Audiences too are sometimes unaccustomed to the experience of hearing music presented in a venue of this nature. “Today's audiences are, for the most part, used to having their program material amplified and in their face,” Stanley continues. “This is an audience that has grown up on Dolby THX and subwoofers. That's not to say we don't approach it with finesse — if something only needs a little amplification, that's what we give it. But in this room you can do a lot with letting the acoustics work for you, just supplementing with selective amplification.”
The Sweet Sound of Success
Thus far it appears the approach has been a success. “The new system has resolved virtually all of our intelligibility and coverage problems,” Livingston confirms. “The only remaining issues are our own future plans to address coverage on the apron of the stage. We're very pleased with the way the line array covers all the way back to the Dress Circle, and with how we've utilized the existing speakers in the various supplemental zones. We still need to do a bit more tweaking with the orchestra on stage, but that's to be expected.
“It was great to have Craig involved. He came to the party with no preconceived notions, and was able to meet our objectives. His priorities were acoustic first, aesthetic second. We also had valuable input from others at Acoustic Dimensions, including Robert Rodgers, who created the 3D modeling, and Rick Lavin and Casey Sherred, who commissioned the system.”
“We've really endeavored for the system to be as transparent as possible,” Janssen comments, “and have taken a very minimalist approach in both the design and voicing of the system. The line array allows us to be very neat, clean and low-profile. Frankly, it's a pretty straightforward project. We're hoping the end product is a more than straightforward result.”
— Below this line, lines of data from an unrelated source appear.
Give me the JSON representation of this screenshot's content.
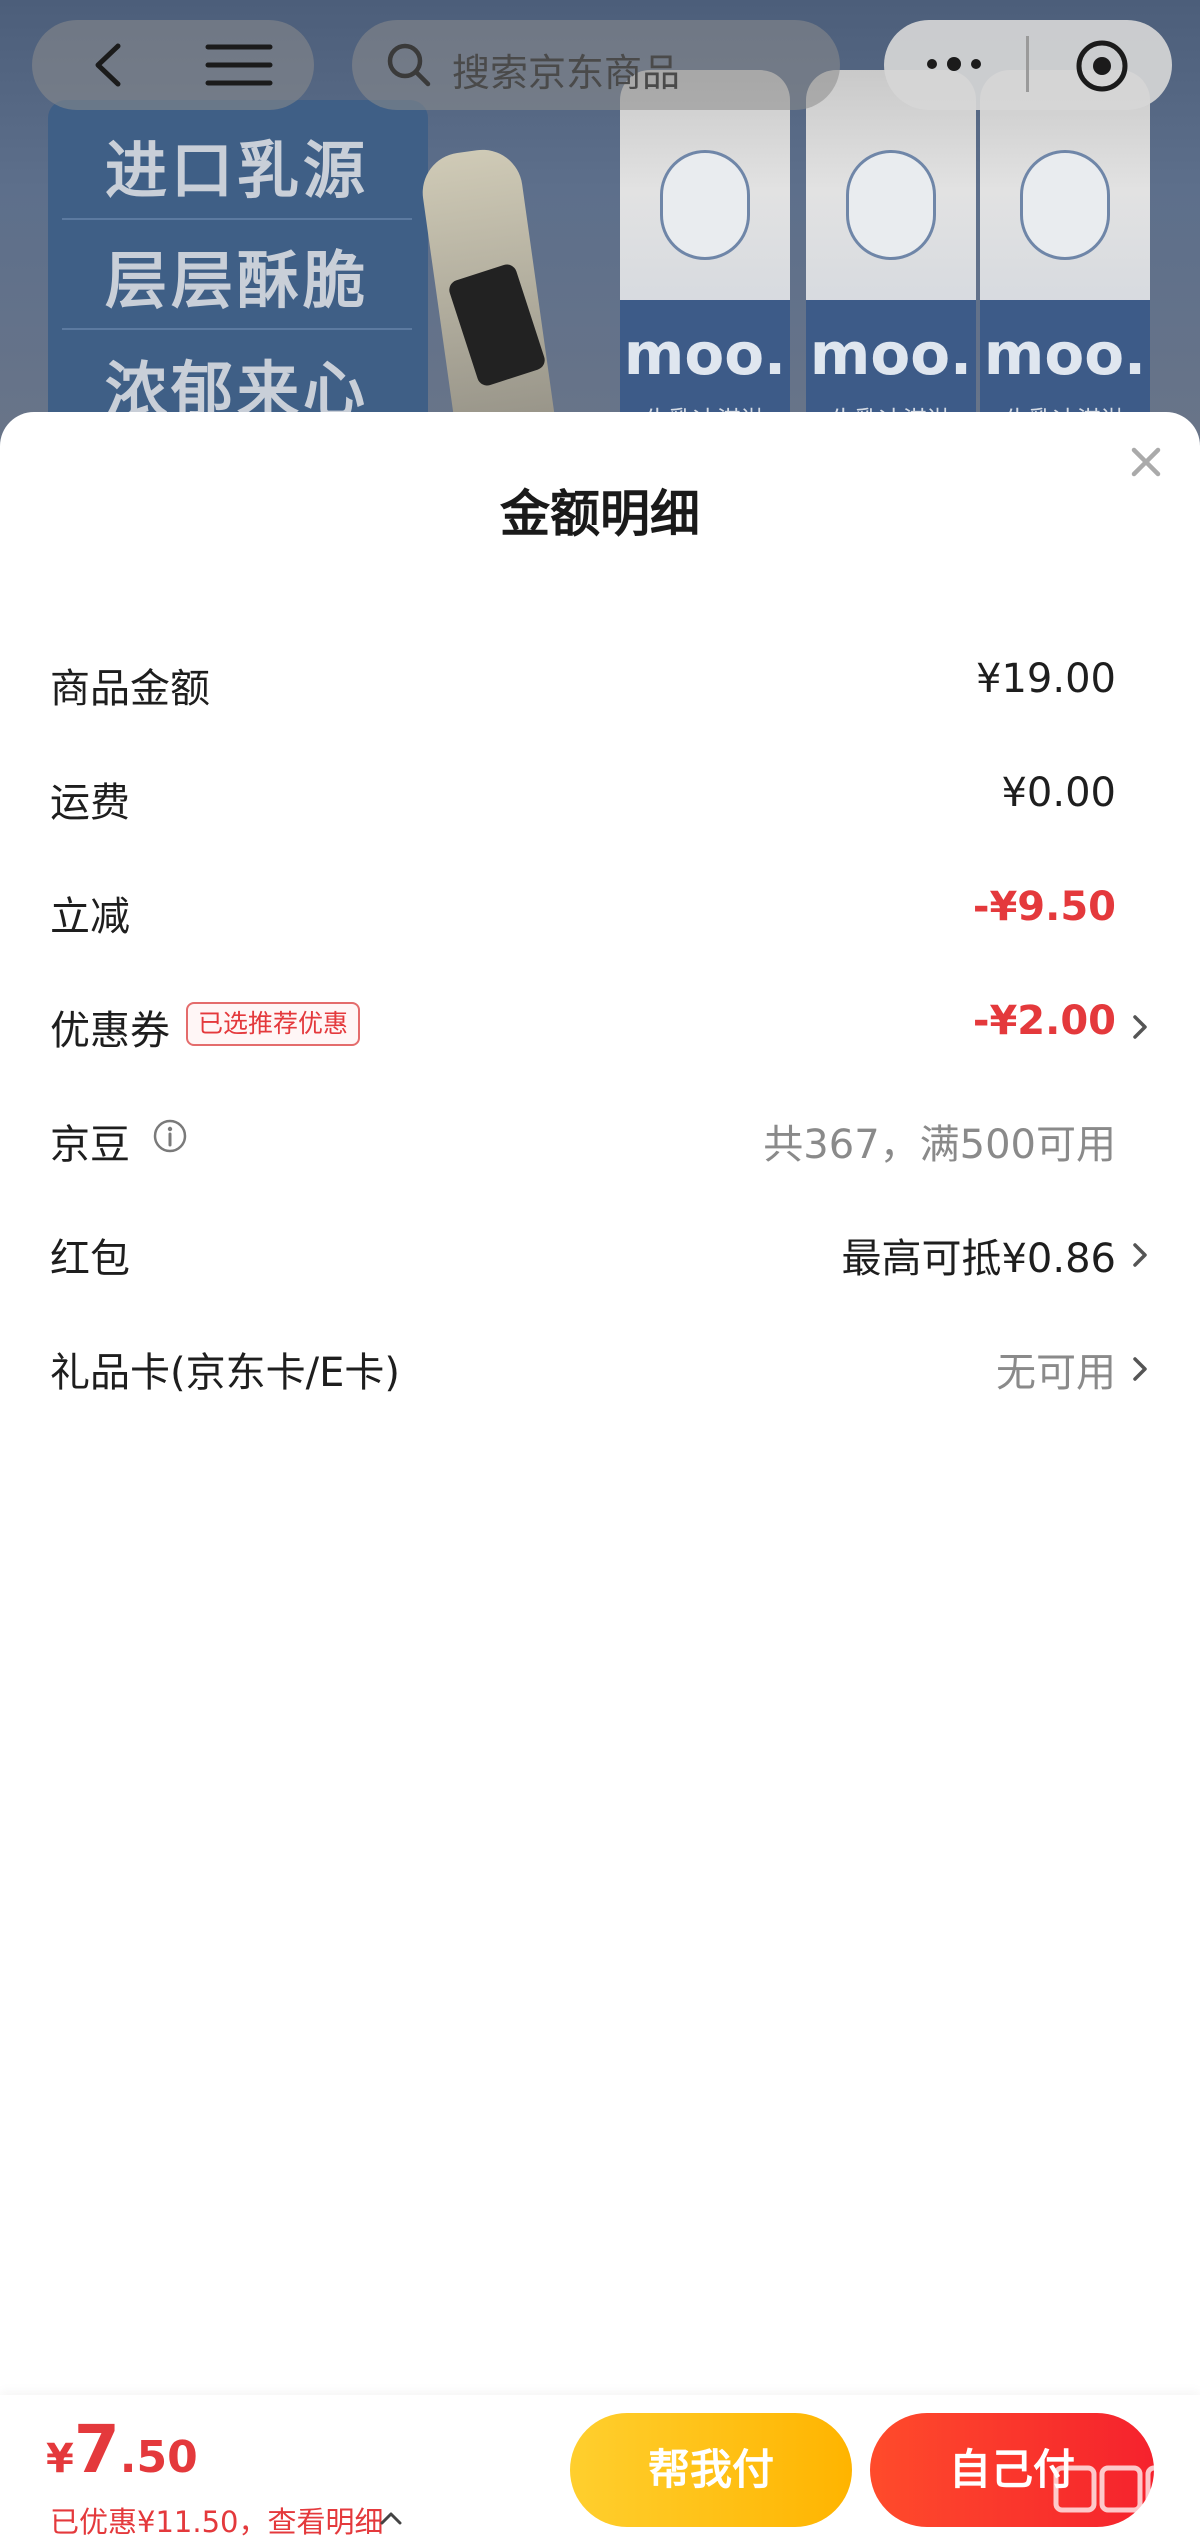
{
  "background": {
    "search_placeholder": "搜索京东商品",
    "slogans": [
      "进口乳源",
      "层层酥脆",
      "浓郁来心"
    ],
    "product_brand": "moo.",
    "product_name": "牛乳冰淇淋",
    "icons": [
      "back-icon",
      "menu-icon",
      "search-icon",
      "more-icon",
      "target-icon"
    ]
  },
  "sheet": {
    "title": "金额明细",
    "close_icon": "close-icon",
    "rows": [
      {
        "label": "商品金额",
        "value": "¥19.00",
        "style": "normal"
      },
      {
        "label": "运费",
        "value": "¥0.00",
        "style": "normal"
      },
      {
        "label": "立减",
        "value": "-¥9.50",
        "style": "red"
      },
      {
        "label": "优惠券",
        "tag": "已选推荐优惠",
        "value": "-¥2.00",
        "style": "red",
        "chevron": true
      },
      {
        "label": "京豆",
        "info_icon": true,
        "value": "共367，满500可用",
        "style": "gray"
      },
      {
        "label": "红包",
        "value": "最高可抵¥0.86",
        "style": "normal",
        "chevron": true
      },
      {
        "label": "礼品卡(京东卡/E卡)",
        "value": "无可用",
        "style": "gray",
        "chevron": true
      }
    ]
  },
  "footer": {
    "price_currency": "¥",
    "price_int": "7",
    "price_dec": ".50",
    "saving_text": "已优惠¥11.50，查看明细",
    "help_pay_button": "帮我付",
    "self_pay_button": "自己付"
  },
  "colors": {
    "accent_red": "#e4393c",
    "button_yellow": "#ffbf00",
    "button_red": "#f5222d"
  }
}
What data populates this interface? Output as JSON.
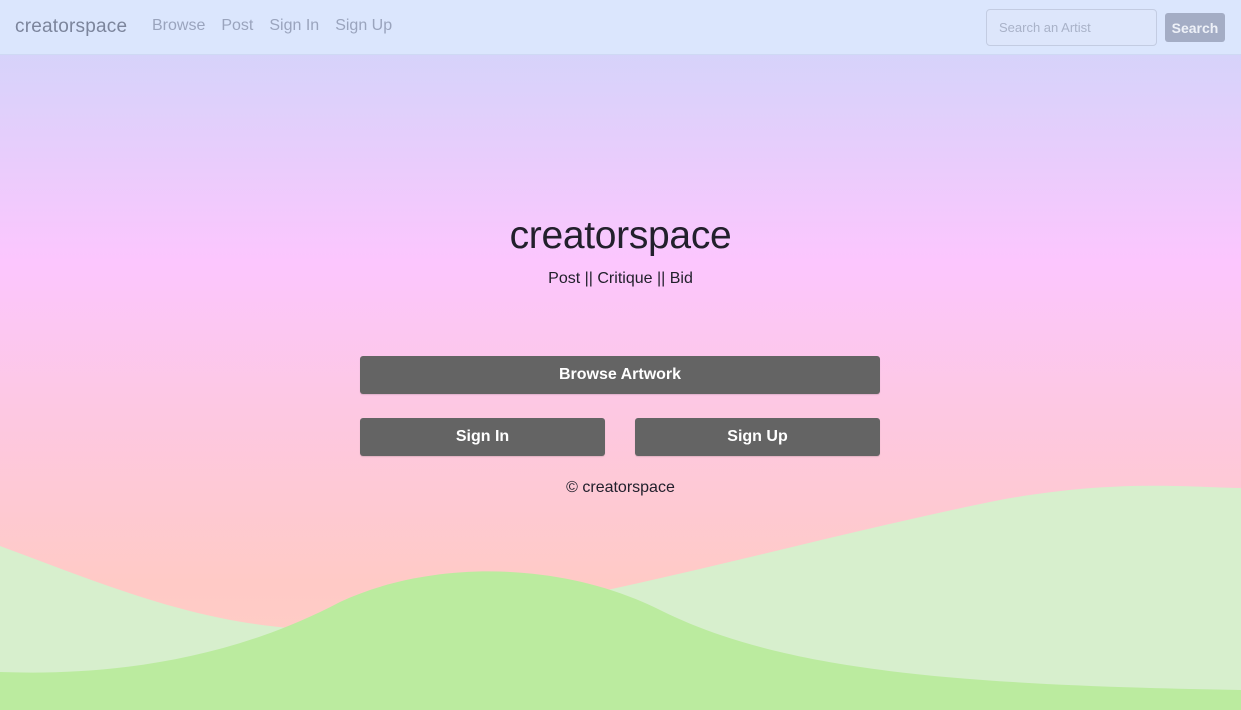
{
  "nav": {
    "brand": "creatorspace",
    "links": [
      "Browse",
      "Post",
      "Sign In",
      "Sign Up"
    ],
    "search_placeholder": "Search an Artist",
    "search_button": "Search"
  },
  "hero": {
    "title": "creatorspace",
    "subtitle": "Post || Critique || Bid",
    "browse_button": "Browse Artwork",
    "signin_button": "Sign In",
    "signup_button": "Sign Up",
    "footer": "© creatorspace"
  },
  "colors": {
    "navbar_bg": "#dbe6fd",
    "button_bg": "#646464",
    "hill_light": "#d7efcd",
    "hill_dark": "#bbeb9f"
  }
}
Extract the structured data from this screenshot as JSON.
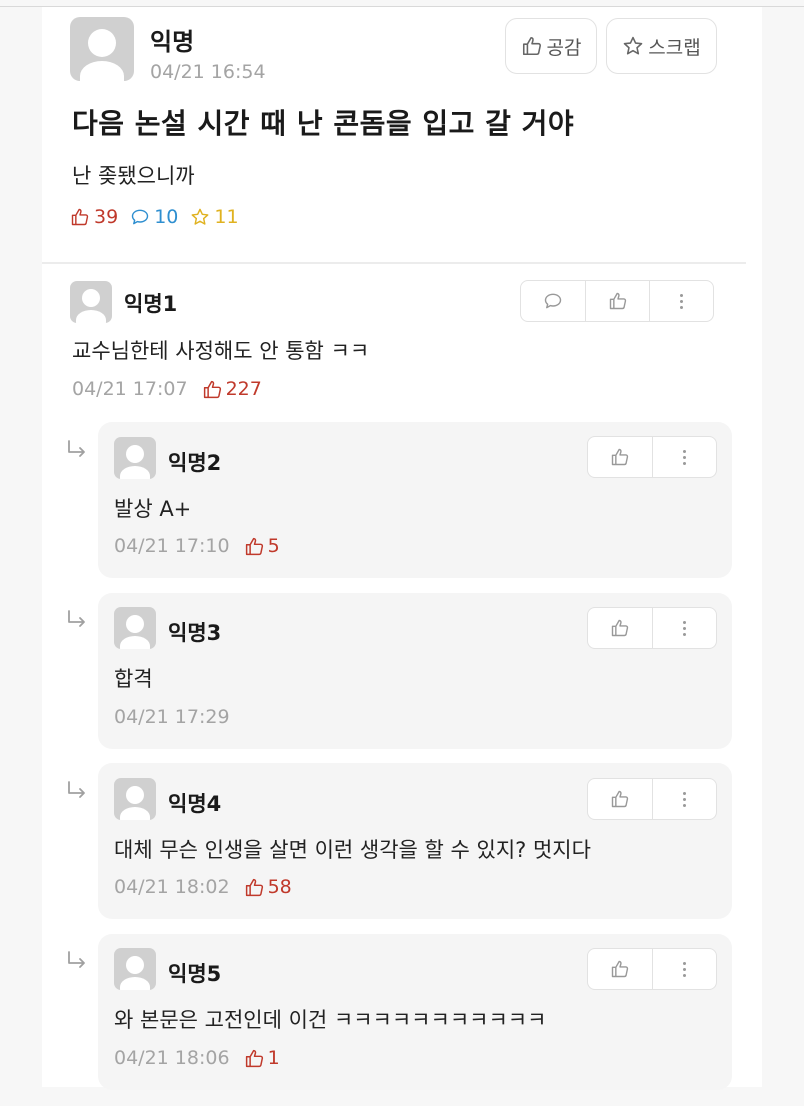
{
  "post": {
    "author": "익명",
    "time": "04/21 16:54",
    "like_button": "공감",
    "scrap_button": "스크랩",
    "title": "다음 논설 시간 때 난 콘돔을 입고 갈 거야",
    "body": "난 좆됐으니까",
    "likes": "39",
    "comments": "10",
    "scraps": "11"
  },
  "comment": {
    "author": "익명1",
    "text": "교수님한테 사정해도 안 통함 ㅋㅋ",
    "time": "04/21 17:07",
    "likes": "227"
  },
  "replies": [
    {
      "author": "익명2",
      "text": "발상 A+",
      "time": "04/21 17:10",
      "likes": "5"
    },
    {
      "author": "익명3",
      "text": "합격",
      "time": "04/21 17:29",
      "likes": ""
    },
    {
      "author": "익명4",
      "text": "대체 무슨 인생을 살면 이런 생각을 할 수 있지? 멋지다",
      "time": "04/21 18:02",
      "likes": "58"
    },
    {
      "author": "익명5",
      "text": "와 본문은 고전인데 이건 ㅋㅋㅋㅋㅋㅋㅋㅋㅋㅋㅋ",
      "time": "04/21 18:06",
      "likes": "1"
    }
  ],
  "colors": {
    "like": "#c0392b",
    "comment": "#2f8fd0",
    "scrap": "#e0b220",
    "meta_gray": "#a4a4a4"
  },
  "icons": [
    "thumbs-up-icon",
    "star-icon",
    "comment-bubble-icon",
    "more-dots-icon",
    "reply-arrow-icon",
    "avatar-icon"
  ]
}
Stanley agrees: “We're extremely happy with the new system overall. It's been a great cleansing process, getting rid of the excess processing and cabling and moving to a DSP-based system. It's a nice clean setup, and it's great to get control over the system.”
Janssen sums it up: “Elegance in design is often represented by simplicity in design. My hope is that what we've done is what you would expect from a room of this nature.”